The minor seismic event follows last Wednesday’s 4.4 magnitude earthquake, which also occurred at a depth of 6.2 miles, 30 miles south of Bodden Town.
On 28 Jan., Cayman was rocked by a major 7.7 magnitude earthquake. In the days immediately after the quake, Cayman registered 21 aftershocks.
While there was no significant damage recorded in Cayman, the powerful quake, the largest recorded in the region in recent history, did damage the Water Authority’s underground pipelines.
Repairs are still ongoing.
The Water Authority, in a statement to the Cayman Compass, said it has made repairs to both main and service lines that were damaged in the January earthquake.

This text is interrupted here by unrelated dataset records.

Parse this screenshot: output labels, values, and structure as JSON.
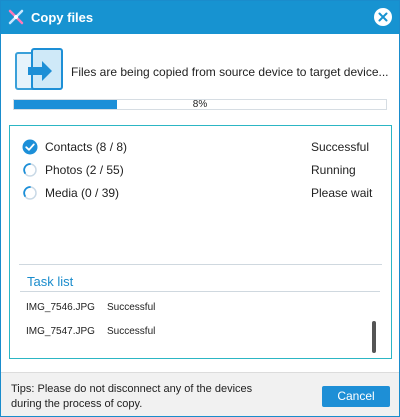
{
  "window": {
    "title": "Copy files"
  },
  "header": {
    "status_text": "Files are being copied from source device to target device...",
    "progress": {
      "percent_label": "8%",
      "value": 0.08
    }
  },
  "tasks": [
    {
      "label": "Contacts (8 / 8)",
      "status": "Successful",
      "state": "done"
    },
    {
      "label": "Photos (2 / 55)",
      "status": "Running",
      "state": "running"
    },
    {
      "label": "Media (0 / 39)",
      "status": "Please wait",
      "state": "waiting"
    }
  ],
  "task_list": {
    "title": "Task list",
    "entries": [
      {
        "file": "IMG_7546.JPG",
        "status": "Successful"
      },
      {
        "file": "IMG_7547.JPG",
        "status": "Successful"
      }
    ]
  },
  "footer": {
    "tips_line1": "Tips: Please do not disconnect any of the devices",
    "tips_line2": "during the process of copy.",
    "cancel_label": "Cancel"
  },
  "colors": {
    "accent": "#1793d1",
    "panel_border": "#2cb6c4",
    "progress": "#1c8fd8"
  },
  "icons": {
    "app": "app-logo-icon",
    "close": "close-icon",
    "copy": "copy-files-icon",
    "done": "check-circle-icon",
    "running": "spinner-icon",
    "waiting": "spinner-icon"
  }
}
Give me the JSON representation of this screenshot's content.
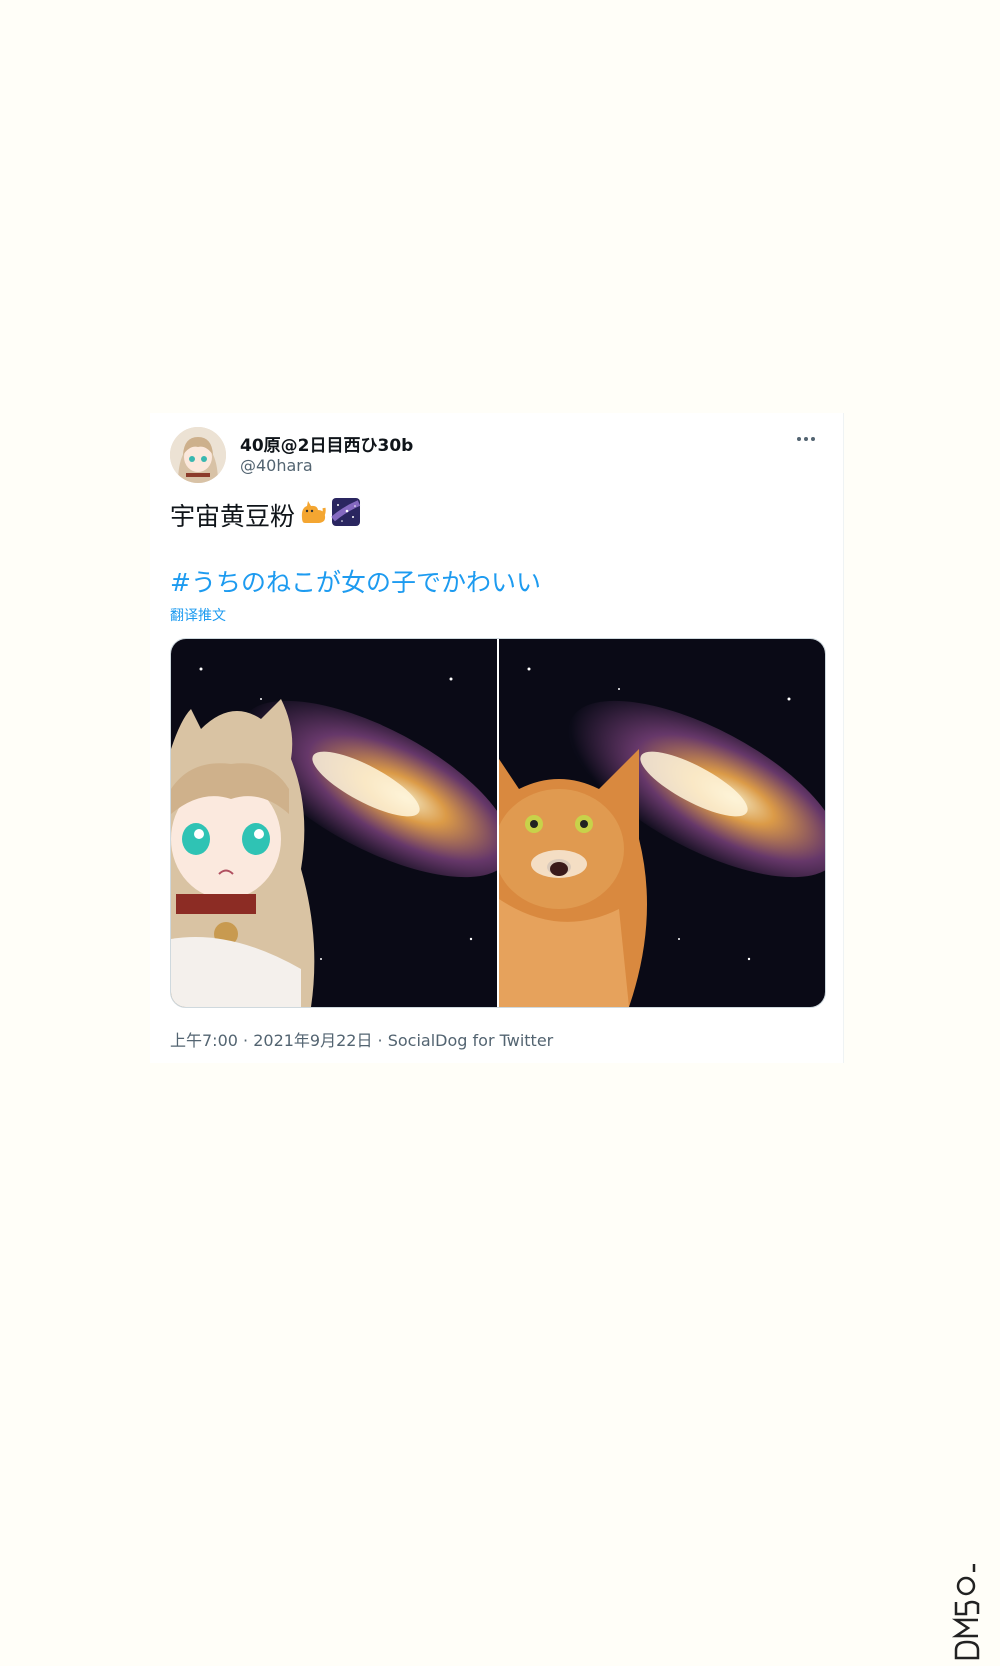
{
  "user": {
    "display_name": "40原@2日目西ひ30b",
    "handle": "@40hara"
  },
  "tweet": {
    "text": "宇宙黄豆粉",
    "emojis": [
      "cat-emoji",
      "milky-way-emoji"
    ],
    "hashtag": "#うちのねこが女の子でかわいい",
    "translate_label": "翻译推文"
  },
  "meta": {
    "time": "上午7:00",
    "date": "2021年9月22日",
    "source": "SocialDog for Twitter",
    "separator": " · "
  },
  "colors": {
    "link": "#1d9bf0",
    "text": "#0f1419",
    "secondary": "#536471",
    "background": "#fffef8"
  }
}
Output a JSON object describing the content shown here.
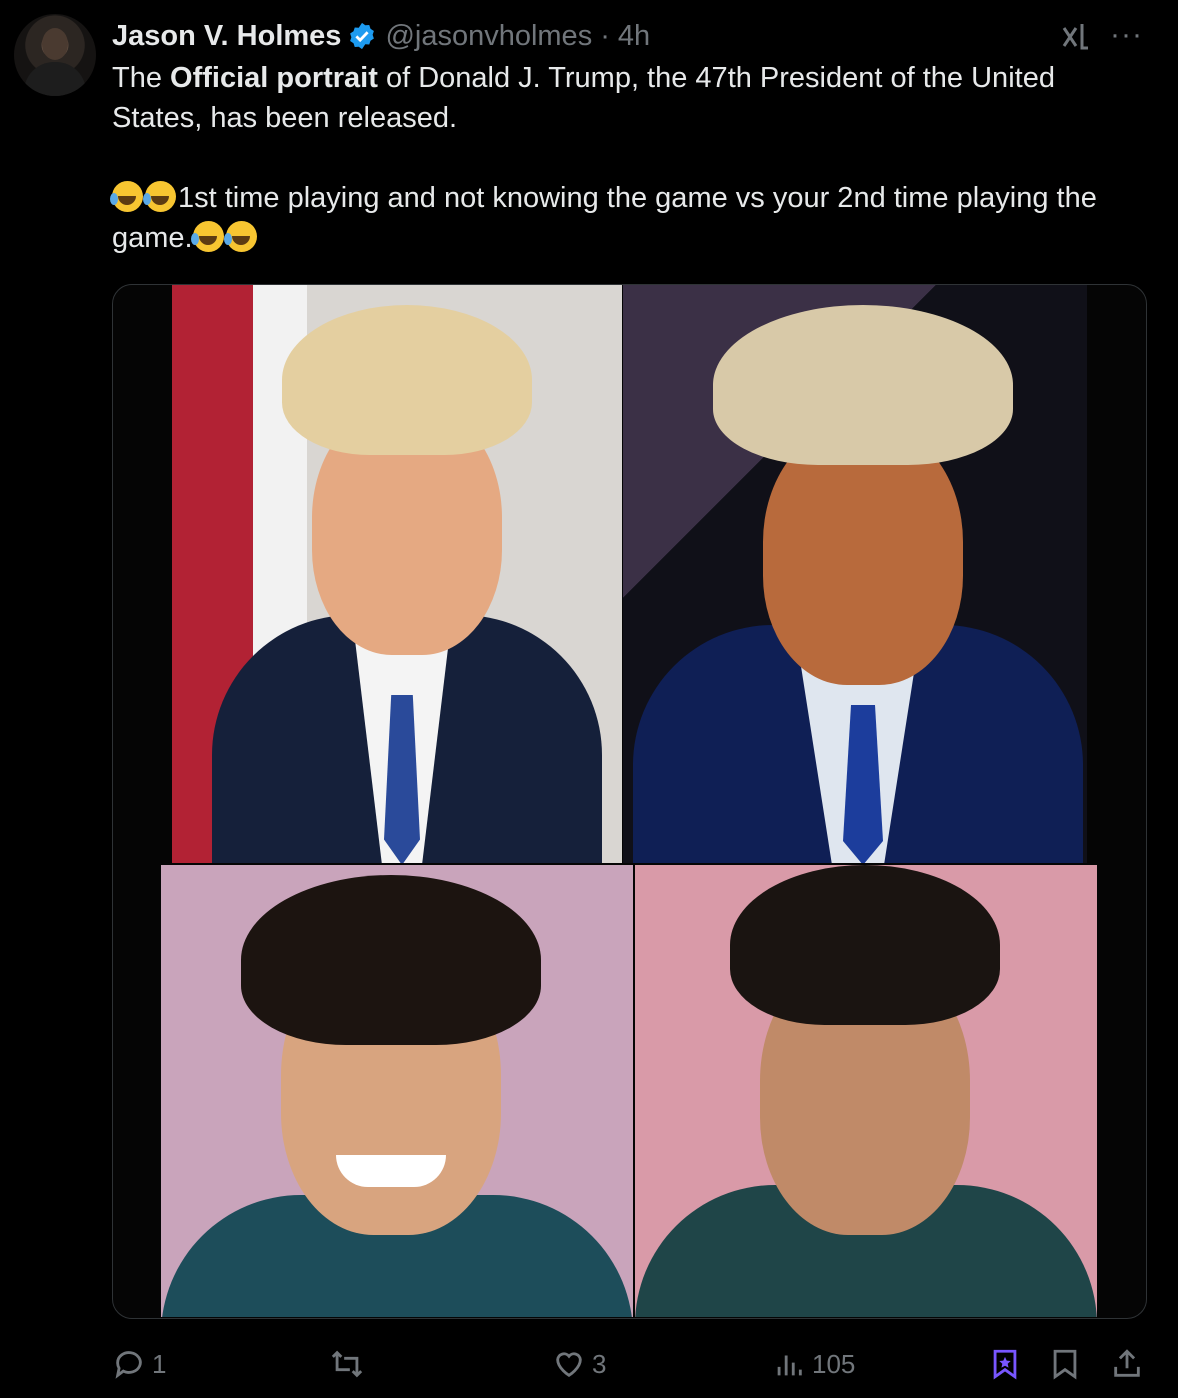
{
  "tweet": {
    "author_name": "Jason V. Holmes",
    "handle": "@jasonvholmes",
    "separator": "·",
    "time": "4h",
    "text_before_bold": "The ",
    "bold": "Official portrait",
    "text_after_bold": " of Donald J. Trump, the 47th President of the United States, has been released.",
    "line2_text": "1st time playing and not knowing the game vs your 2nd time playing the game.",
    "more_label": "···"
  },
  "media": {
    "panels": [
      "trump-smiling-portrait",
      "trump-serious-portrait",
      "squid-game-smiling",
      "squid-game-serious"
    ]
  },
  "actions": {
    "replies": "1",
    "reposts": "",
    "likes": "3",
    "views": "105"
  },
  "colors": {
    "background": "#000000",
    "text": "#e7e9ea",
    "muted": "#71767b",
    "verified": "#1d9bf0",
    "grok": "#7856ff"
  },
  "icons": [
    "verified-badge-icon",
    "grok-icon",
    "more-icon",
    "reply-icon",
    "repost-icon",
    "like-icon",
    "views-icon",
    "grok-bookmark-icon",
    "bookmark-icon",
    "share-icon"
  ]
}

“Additionally, the Authority has made adjustments to its water distribution pumping to ensure daily water demands were met while leak repairs took place,” it said.
While damaged pipelines have been found across its network, the company said, areas that were particularly challenging in the initial response included South Sound and Windsor Park, due to the number of sinkholes found in those places.
“Normal water service was restored within 48 hours of the earthquake. However, as repair works still take place, there may still be periods when customers in isolated areas experience temporary service interruption to facilitate repair work,” the Water Authority said.
It added that assessments and repair work are expected to continue for the next several weeks.
“We thank customers for their patience with this process. We encourage customers to check our website and social media for information about the repair works in their area. We also ask that our customers report any broken lines to the Authority,” Water Authority Director Gelia Frederick-van Genderen said in the statement.
The full impact of the quake, and the cost associated with fixing related damage cannot be determined at this point, the authority said.
It added that it had been continually engaged in infrastructure upgrade work before the January earthquake, but such events can still have an impact.
“While the Authority does prioritise the proper maintenance of its network, because the distribution network is underground, there will always be a risk of impact in the event of an earthquake,” it said.